Die Eingangshalle war vollkommen leer.
“Am Besten, wir gehen zu McGonagoll”,flüsterte Harry.
Klamm stiegen sie die Treppen hinauf, niemand begegnete ihnen, noch nicht einmal ein Lehrer, bis sie vor dem großen Wasserspeier standen, der sie misstrauisch beäugte.
“Hat einer von euch eine Idee, was McGonagoll als Passwort benutzen könnte?”,fragte Ron.
“Hm”,machte Harry.
Der Wasserspeier sah sie sich alle genau an. Und er ließ sie passieren, wie er es auch in der Schlacht getan hatte. Es war, als würde sich das ganze Schloss Harry fügen. Die drei stiegen die Wendeltreppe hinauf, dann standen sie vor der Tür des Büros, dass früher Dumbledore gehört hatte. Sie sahen sich an. Und Hermine klopfte.
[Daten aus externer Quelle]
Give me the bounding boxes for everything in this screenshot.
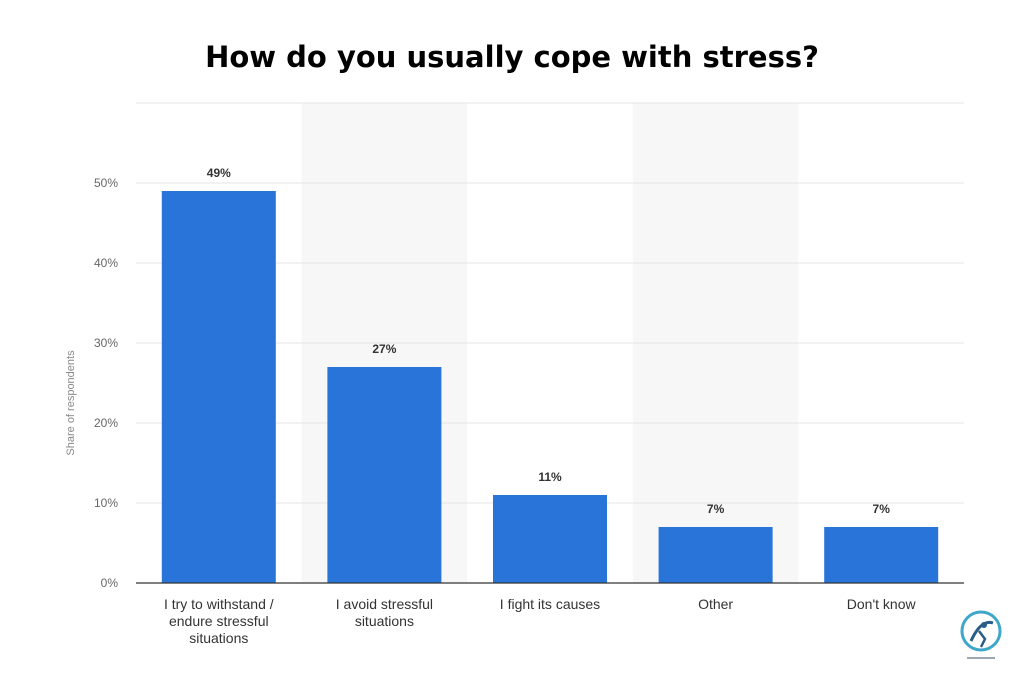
chart-title: How do you usually cope with stress? <box>205 40 819 74</box>
y-tick-label: 0% <box>101 576 119 590</box>
bars <box>161 191 939 583</box>
y-tick-label: 10% <box>94 496 118 510</box>
y-tick-label: 20% <box>94 416 118 430</box>
data-label: 27% <box>372 342 396 356</box>
bar <box>658 527 773 583</box>
x-axis-labels: I try to withstand / endure stressful situ… <box>164 596 917 646</box>
bar <box>824 527 939 583</box>
bar <box>161 191 276 583</box>
data-label: 7% <box>707 502 725 516</box>
brand-logo-icon <box>960 610 1002 659</box>
data-label: 11% <box>538 470 562 484</box>
y-tick-label: 30% <box>94 336 118 350</box>
data-labels: 49% 27% 11% 7% 7% <box>207 166 890 516</box>
y-axis-ticks: 0% 10% 20% 30% 40% 50% <box>94 176 118 590</box>
y-tick-label: 40% <box>94 256 118 270</box>
data-label: 7% <box>873 502 891 516</box>
bar <box>493 495 607 583</box>
y-axis-title: Share of respondents <box>65 350 77 456</box>
x-tick-label: I avoid stressful situations <box>336 596 433 629</box>
x-tick-label: Don't know <box>847 596 917 612</box>
x-tick-label: I try to withstand / endure stressful situ… <box>164 596 274 646</box>
bar <box>327 367 442 583</box>
x-tick-label: Other <box>698 596 733 612</box>
data-label: 49% <box>207 166 231 180</box>
y-tick-label: 50% <box>94 176 118 190</box>
x-tick-label: I fight its causes <box>500 596 600 612</box>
“Bitte?”,kam es von drinnen.
Sie öffneten die Tür. McGonagoll saß ,,gebeugt vor einem Blatt Pergament, auf einem Stuhl vor dem Schreibtisch. Als sie aufblickte, machte sie Tellergroße Augen.
“Merlin”,murmelte sie.
“Dürfen wir reinkommen?”,fragte Harry.
“Natürlich”,sagte McGonagoll. Harry schloss sie Tür hinter sich. Sein Blick wanderte sofort zur Wand. Doch Dumbledore schlief.
“Wie ich hörte, sind sie wieder aufgebrochen”,sagte McGonagoll und ihr Ton war sanft und freundlich.
Hermine nickte. “Ja, und wir haben eine Frage an sie. Nun, eigentlich nicht nur an sie, sondern an alle in Hogwarts, wir können ja aber nicht alle fragen weil wir uns ihnen nicht zeigen können, weil sie dann wissen wo wir sind, und dann können wir ganz große Probleme bekommen, und dann -“;Hermine verhaspelte sich und brach ab.
“Wir wollen wissen, wo das Schwer von Gryffindor ist”,erklärte Ron die Tatsache.
McGonagoll schien ein wenig unruhig zu werden.
“Nun, es tut mir Leid, ihnen das sagen zu müssen, aber die Todesser haben es an sich genommen.”